OPINIÃO DO LEITOR
Representantes de quem?
Ou os deputados em Brasília estão empenhados em retaliar a OAB, por sua notória atuação contra a corrupção e privilégios no Legislativo, ou nossos representantes mais carentes de estudo são incapazes de achar algo de bom para fazer em prol do Brasil. É que, mesmo como manobra eleitoreira, ao se defender que as pessoas mais humildes, que recorrem principalmente aos Juizados Especiais, não precisem mais "se preocupar" em ter um advogado para a defesa de seus direitos, o tiro não teria como não sair pela culatra. O magistrado não pode nem deve julgar pelo que acha, mas sim está adstrito às provas que estão no processo, a fim de prestar a função jurisdicional. O juiz também não pode conceder, senão exatamente o que e como foi requerido, mesmo na informalidade dos juizados, pois a lei veda que ele julgue "extra petita" e o que não está nos autos não está no mundo para o Direito. Não fosse assim teríamos decisões que, em nome do "bem", tentariam adivinhar o que se deseja ou o que é justo, em detrimento da parte contrária, ferindo a isenção que deve nortear a Justiça que, por isso mesmo, é simbolizada cega. Como pessoas despreparadas poderiam pleitear e provar seus direitos ou se defender adequadamente em recursos técnicos contra advogados? Quem seria beneficiado no final? O advogado, não por corporativismo, mas por determinação constitucional, é indispensável à administração da Justiça. Mas se isso não precisa ser respeitado, num país cuja ordem e progresso não for mais prioridade, que tal defendermos a eliminação dos deputados para representar o povo e substituí-los por grandes assembleias populares pela internet, a fim de decidir os desígnios do país?
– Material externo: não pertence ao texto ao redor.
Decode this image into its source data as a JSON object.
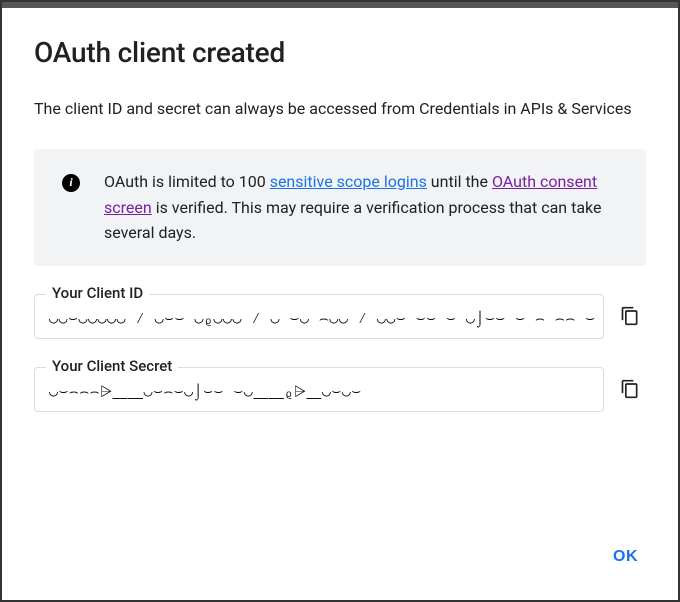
{
  "dialog": {
    "title": "OAuth client created",
    "subtitle": "The client ID and secret can always be accessed from Credentials in APIs & Services",
    "info": {
      "pre": "OAuth is limited to 100 ",
      "link1": "sensitive scope logins",
      "mid": " until the ",
      "link2": "OAuth consent screen",
      "post": " is verified. This may require a verification process that can take several days."
    },
    "fields": {
      "client_id": {
        "label": "Your Client ID",
        "value": "◡◡⌣◡◡◡◡◡ ⁄ ◡⌣⌣   ◡ᵨ◡◡◡ ⁄ ◡ ⌣◡ ⌢◡◡ ⁄ ◡◡⌣ ⌣⌣ ⌣ ◡⌡⌣⌣ ⌣  ⌢ ⌢⌢ ⌣  ◡◡⩥⌢⌢⩥ ⌣◡ᵨᵨ◡ ⌣ ⩥◡"
      },
      "client_secret": {
        "label": "Your Client Secret",
        "value": "◡⌣⌢⌢⌢⩥⎽⎽◡⌣⌢⌣◡⌡⌣⌣  ⌣◡⎽⎽ᵨ⩥⎽◡⌣◡⌣"
      }
    },
    "actions": {
      "ok": "OK"
    }
  }
}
OTAVIO PAULO GENTA (advogado) - Londrina
Sercomtel: falência programada
Decisões políticas equivocadas levaram a Sercomtel à bancarrota. Aqueles que contribuíram para a falência da Sercomtel deveriam pedir desculpas publicamente. Tudo começou com a transformação da Sercomtel de autarquia em sociedade anônima (S/A). Na época fui contra, pois a autarquia não pagava impostos e tinha uma administração enxuta. A S/A exigiria muitos cargos administrativos com altos salários e uma carga tributária perto de 50% do custo. Depois veio a venda das ações da Sercomtel para a Copel e para o Banestado, hoje Itaú, e todo o dinheiro, como água, saiu pelo ladrão. Não bastasse isso, a oposição ao governo Nedson impediu a venda da Sercomtel Celular. Ela virou pó e hoje não vale nada. Não tem cabimento vender patrimônio público de grande valor para injetar dinheiro nessa massa falida. A Sercomtel deve ser vendida do jeito que está. Chega de amadorismo e de politicagem.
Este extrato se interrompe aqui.